To divert public attention from the loss of lives as a result of the brutal massacre and to
justify the crackdown operation, local media reports emphasized damage allegedly inflicted
by the Red Shirts protesters to infrastructure and properties in downtown Bangkok. The Thai
media has also highlighted the discovery of ammunition, weapons, and material for making
explosive devices. Stories about the attempts to sabotage public transportation have been
reported and featured by CRES. Images of flaming buildings have been shown extensively
and repeatedly on TV. Now most news programs are made to serve the purpose of creating a
“terrorist image” of the protesters.

From Bangkok Post (http://www.bangkokpost.com/) captured at 6.42 AM on 21 May 2010

Are we supposed to mourn the collapse of property or the lost lives of civilians and officials?
Should only the Red Shirts be blamed for the damage? Will there be any attempt to unearth
the real causes of this crisis and how Thailand came to this point?
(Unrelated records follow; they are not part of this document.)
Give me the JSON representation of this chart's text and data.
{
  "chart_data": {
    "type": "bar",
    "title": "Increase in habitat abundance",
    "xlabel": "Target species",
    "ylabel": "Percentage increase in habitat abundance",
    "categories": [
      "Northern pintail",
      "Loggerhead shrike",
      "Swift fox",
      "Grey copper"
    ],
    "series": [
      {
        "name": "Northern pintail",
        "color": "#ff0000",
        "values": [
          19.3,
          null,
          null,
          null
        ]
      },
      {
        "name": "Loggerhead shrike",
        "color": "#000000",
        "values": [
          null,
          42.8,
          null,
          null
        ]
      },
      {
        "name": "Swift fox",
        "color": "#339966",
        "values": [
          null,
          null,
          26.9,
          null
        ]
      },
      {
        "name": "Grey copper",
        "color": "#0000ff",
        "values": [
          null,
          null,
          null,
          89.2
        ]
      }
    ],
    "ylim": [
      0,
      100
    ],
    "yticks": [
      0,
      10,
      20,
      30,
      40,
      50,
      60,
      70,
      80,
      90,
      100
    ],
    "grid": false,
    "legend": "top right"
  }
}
Though the Red Shirts demonstration over the past two months has greatly affected the
economic and social life of the people of Bangkok, local residents, particularly those living in
and around the cordons declared by the CRES, have also experienced great horrors, including
the massive loss of civilian lives and injuries. The deployment of armed troops with
sophisticated advanced weaponry, as well as snipers, and their use of live and rubber bullets
raises serious questions about the legality of the government’s operations. The long-range
shooting of demonstrators and unarmed passersby have far exceeded international legal
standards for the use of force.

According to Amnesty International (AI) Press Release released on 17 May 2010, the
Operation Ratchaprasong and the reckless shooting of security officials against unarmed
civilians is “a gross violation of a key human right—the right to life”. And “Eye-witness
accounts and video recordings show clearly that the military is firing live rounds at unarmed
people who pose no threat whatsoever to the soldiers or to others”. It goes on that “The
government cannot allow soldiers to essentially shoot at anyone within an area it wishes to
control”.

AI proposed further: “This is unacceptable under international law and standards, which
provide that firearms may be used only as a last resort, when a suspected offender offers
armed resistance or otherwise jeopardizes the lives of others, and less extreme measures are
not sufficient to restrain or apprehend the suspected offender. Outside of clear situations of
self-defence, riot control should be performed by trained police using non-lethal equipment,
not by soldiers using live ammunition”.